‘An awful lot of other people deserve and should get something like this as well,’ union says
The Yukon government is offering cash bonuses for some nurses who choose to work in the territory. It’s an attempt to fill a number of vacant community nursing positions and reduce turnover.
Health Minister Tracy-Anne McPhee announced $6 million to go toward signing and retention bonuses for nurses who work for the territorial government.
In a written statement, McPhee said the bonuses “will make the Yukon more competitive in recruiting and retaining nurses in a very challenging labour market.”
In October, McPhee said Yukon was dealing with a “very, very serious” vacancy rate in community nursing, saying it was then over 40 per cent.
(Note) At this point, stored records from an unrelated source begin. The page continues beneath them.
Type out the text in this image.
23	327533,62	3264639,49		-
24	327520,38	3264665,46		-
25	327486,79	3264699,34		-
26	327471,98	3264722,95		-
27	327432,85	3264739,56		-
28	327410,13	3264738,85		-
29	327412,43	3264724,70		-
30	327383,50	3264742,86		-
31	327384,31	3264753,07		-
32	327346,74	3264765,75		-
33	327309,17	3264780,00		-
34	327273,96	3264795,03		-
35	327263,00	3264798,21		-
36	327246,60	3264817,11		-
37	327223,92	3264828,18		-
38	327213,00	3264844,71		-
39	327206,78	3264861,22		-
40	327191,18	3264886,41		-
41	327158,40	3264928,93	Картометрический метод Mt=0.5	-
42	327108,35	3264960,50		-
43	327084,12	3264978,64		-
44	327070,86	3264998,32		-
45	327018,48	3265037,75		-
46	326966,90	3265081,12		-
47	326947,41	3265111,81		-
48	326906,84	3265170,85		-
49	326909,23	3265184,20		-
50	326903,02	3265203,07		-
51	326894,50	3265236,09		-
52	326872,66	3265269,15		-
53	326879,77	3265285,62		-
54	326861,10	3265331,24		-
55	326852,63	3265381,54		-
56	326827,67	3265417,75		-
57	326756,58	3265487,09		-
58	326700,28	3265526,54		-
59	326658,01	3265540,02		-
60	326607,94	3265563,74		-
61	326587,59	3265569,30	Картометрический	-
Typically, she said, the vacancy rate would be about five per cent.
The new bonuses will go to registered nurses, nurse practitioners and licensed practical nurses over the next two years:
- an immediate $15,000, and a $15,000 retention bonus starting April, for registered nurses and nurse practitioners.
- an immediate $8,000, and an $8,000 retention bonus starting in April, for licensed practical nurses.
- a signing bonus of $7,500 for new registered nurses and nurse practitioners, and $4,500 for licensed practical nurses.
The government is also offering a $10,000 bonus to primary care nurses (and nurses in charge) working in Yukon communities, and will also reimburse exam fees for new nursing graduates hired by the territory.
The bonus package is the result of an agreement with the Yukon Employees’ Union (YEU), which represents some of the territory’s nurses.
YEU president Steve Geick said he hopes the bonuses work, but he’s skeptical. The union had argued wage increases were a better way to go, as bonuses aren’t pensionable or reflected in severance.
“They [the government] are expecting quite a lot out of this, and you know, I think the whole point, yes, is to retain the few people that they have left and encourage others to come,” he said.
“This is the path that the government has chosen to go down, and I guess we’ll have to wait and see.”
Geick said the bonuses won’t affect contract negotiations between the union and the government, set to resume later this month.
But he said the new bonuses create a rift between nurses and other government workers.
“We’re getting calls and emails from people that work that aren’t nurses saying, ‘What about me?'” Geick said.
“You know, an awful lot of other people deserve and should get something like this as well.”